Whenever I read about a new application framework, the list of benefits always looks pretty much the same: separates one person's work from another's, provides the flexibility to swap out <fill in the blank> at will, reduces dependencies on <fill in the blank>, and above all makes developing <buzzword> applications as easy as pie! I know about the Design Patterns. I know loose coupling is a Good Thing. But the more layers you add to your architecture, the harder it is to do something simple. The layers are never truly independent anyway; They usually communicate through configuration files, still another level of indirection. If you coded up a PersonBean with a userName, you'd better not call it firstName in your template, or your blah.xml file, and so on. The independence of roles with these architectures is also a fantasy. You have to throw information back and forth over the wall constantly: "Hey, what did you call the invoice line items data structure? And is it an array or a list?" In short, the connection points between layers in the architecture are actually quite brittle, and the more of them you introduce, the easier it is to introduce an error that will render even a Hello World application useless. I'm noticing an upsurge in meta-languages that you actually embed in the code comments of your regular code. You've got to be kidding me!
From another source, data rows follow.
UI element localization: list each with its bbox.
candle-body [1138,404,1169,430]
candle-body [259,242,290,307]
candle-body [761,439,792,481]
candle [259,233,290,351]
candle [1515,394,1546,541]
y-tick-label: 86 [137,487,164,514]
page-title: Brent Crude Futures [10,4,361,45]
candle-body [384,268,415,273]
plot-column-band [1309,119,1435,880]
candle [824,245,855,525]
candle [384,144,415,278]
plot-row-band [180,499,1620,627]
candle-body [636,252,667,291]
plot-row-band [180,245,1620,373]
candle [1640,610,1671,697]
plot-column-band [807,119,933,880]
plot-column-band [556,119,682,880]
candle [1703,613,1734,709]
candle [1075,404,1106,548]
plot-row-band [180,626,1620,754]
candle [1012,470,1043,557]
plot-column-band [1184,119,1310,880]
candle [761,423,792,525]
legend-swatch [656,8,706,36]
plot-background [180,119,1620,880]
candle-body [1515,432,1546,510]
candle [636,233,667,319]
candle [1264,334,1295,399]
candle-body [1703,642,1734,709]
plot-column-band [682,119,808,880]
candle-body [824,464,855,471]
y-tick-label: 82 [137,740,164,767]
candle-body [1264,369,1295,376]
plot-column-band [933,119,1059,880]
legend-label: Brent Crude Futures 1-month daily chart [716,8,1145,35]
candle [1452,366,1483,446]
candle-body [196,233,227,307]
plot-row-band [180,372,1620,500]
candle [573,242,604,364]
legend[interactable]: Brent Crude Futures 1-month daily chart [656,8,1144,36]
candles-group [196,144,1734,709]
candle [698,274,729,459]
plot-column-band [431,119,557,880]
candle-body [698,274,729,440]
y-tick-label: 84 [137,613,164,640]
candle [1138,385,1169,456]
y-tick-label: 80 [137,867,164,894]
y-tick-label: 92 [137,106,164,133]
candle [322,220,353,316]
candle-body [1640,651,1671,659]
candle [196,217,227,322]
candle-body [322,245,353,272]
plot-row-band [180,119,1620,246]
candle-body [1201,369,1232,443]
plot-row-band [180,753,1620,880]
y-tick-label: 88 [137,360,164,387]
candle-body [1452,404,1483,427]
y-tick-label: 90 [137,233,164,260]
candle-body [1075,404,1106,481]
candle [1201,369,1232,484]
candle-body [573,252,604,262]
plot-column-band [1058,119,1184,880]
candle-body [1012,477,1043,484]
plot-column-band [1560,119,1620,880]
Javadoc is a marvelous invention, and I hear wonderful things about XDoclets, but it's gotta stop before we define a meta-meta language embedded in XDoclet code comments. The other problem with touting all this flexibility is that you hardly ever need it. How many times have you actually needed to seamlessly swap out a SQL database for a flat file, even though you could? There does seem to be a backlash against this trend of making easy things difficult. One of the mantras of agile software development is "You aren't gonna need it." I'm seeing a wave of books like O'Reilly's Better, Faster, Lighter Java and Wrox Press's Expert One-on-one J2EE Development Without EJB. These are sensible developments, and I hope they set a new trend.